Given the structural challenges facing the industry, consolidation is inevitably going to increase, with bigger and bolder M&A deals becoming the norm in more mature fintech sub-sectors, like payments and lending. Investment in Australia’s fintech sector already smashed previous records in 2019, up to US$1.913 bil in 2019 from US$753.18 mil in 2018, inevitably driven by the US$1.2 bil acquisition of Property Exchange Australia by an industry consortium (of Link Group, Morgan Stanley Infrastructure and Commonwealth Bank), and the US$280 mil investment in neobank Judo.
As we move into 2020, that momentum should continue as Australian fintechs look to scale locally and increasingly abroad, and we expect to see more ‘scaled’ fintech look to public markets (following ASX listings of Prospa, Tyro and MoneyMe last year) to leverage equity capital markets as a source of growth capital as incumbent players look to accelerate their digital transformation agendas.

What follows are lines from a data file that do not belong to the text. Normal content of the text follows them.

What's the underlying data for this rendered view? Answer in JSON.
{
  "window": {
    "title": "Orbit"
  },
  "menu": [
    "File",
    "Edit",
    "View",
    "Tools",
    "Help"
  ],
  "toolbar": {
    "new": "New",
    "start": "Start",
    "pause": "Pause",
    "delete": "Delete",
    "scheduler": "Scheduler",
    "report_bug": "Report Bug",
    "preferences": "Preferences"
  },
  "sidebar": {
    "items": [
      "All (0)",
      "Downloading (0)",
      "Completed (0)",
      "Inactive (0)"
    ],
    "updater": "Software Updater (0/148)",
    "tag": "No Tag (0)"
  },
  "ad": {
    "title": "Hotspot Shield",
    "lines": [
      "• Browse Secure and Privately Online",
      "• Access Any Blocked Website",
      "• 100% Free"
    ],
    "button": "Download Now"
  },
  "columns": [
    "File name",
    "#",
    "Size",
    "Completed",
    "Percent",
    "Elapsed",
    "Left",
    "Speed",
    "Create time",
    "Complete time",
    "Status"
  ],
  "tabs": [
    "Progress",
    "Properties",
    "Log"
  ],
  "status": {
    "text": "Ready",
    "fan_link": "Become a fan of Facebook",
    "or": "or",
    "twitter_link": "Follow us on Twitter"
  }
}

In 2020, the lines are going to continue to blur between financial services and non-financial services. This is best evidenced by looking to Asian markets like Hong Kong and Singapore, where a number of companies from outside of financial services are working to get into parts of the financial services value chain, either directly or through partnerships (the latter of which is already being seen locally, especially in the Australian lending and digital banking space). The big tech giants such as Alphabet (Google), Alibaba and Tencent will also increase their focus on the fintech space.

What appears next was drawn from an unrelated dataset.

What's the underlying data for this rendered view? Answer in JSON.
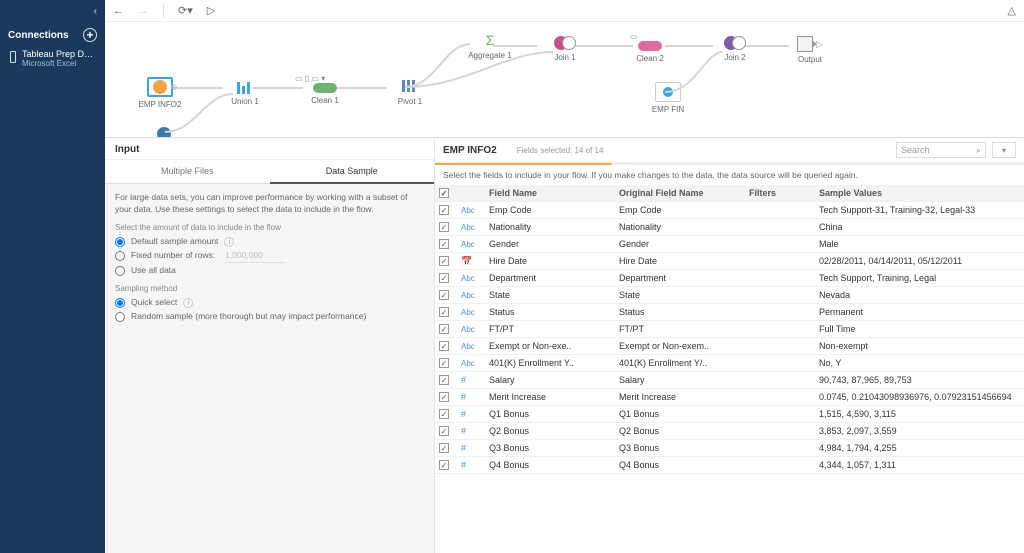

Integration will be a top priority and the unbundling of financial services that has occurred over the past few years will likely start to reverse as fintechs, traditional financial institutions, and big techs look to create scale and provide a more varied value-add and seamless experience to their customers.
For consumers, switching or connecting up all their financial services to a single interface, via a tech platform they’re familiar with, could be a very attractive proposition. For other customers, who wish to shop around for best of breed propositions, their life will be made easier through the introduction of Open Banking, something we see also benefiting intermediaries, brokers and distributors in the sector.
With competition increasingly coming from overseas and a comparatively small local market, maturing Australian fintechs and challenger banks will continue to expand the breadth of their service offerings beyond their initial niche focus areas and make strategic moves across international borders. In response, we can expect to see bolder responses from incumbent financial institutions in terms of partnerships, as well as strategic investments and M&A.
Cybersecurity-focused fintechs will become more attractive as traditional financial institutions shift from building to buying cyber solutions, particularly in areas like fraud detection and response, operational resilience, information security, and identity management.
Finally, as the Senate Select Committee on FinTech and RegTech hands down a report in October, the local sector will hope to see a series of positive recommendations that can spur and support the next evolution of our financial services industry.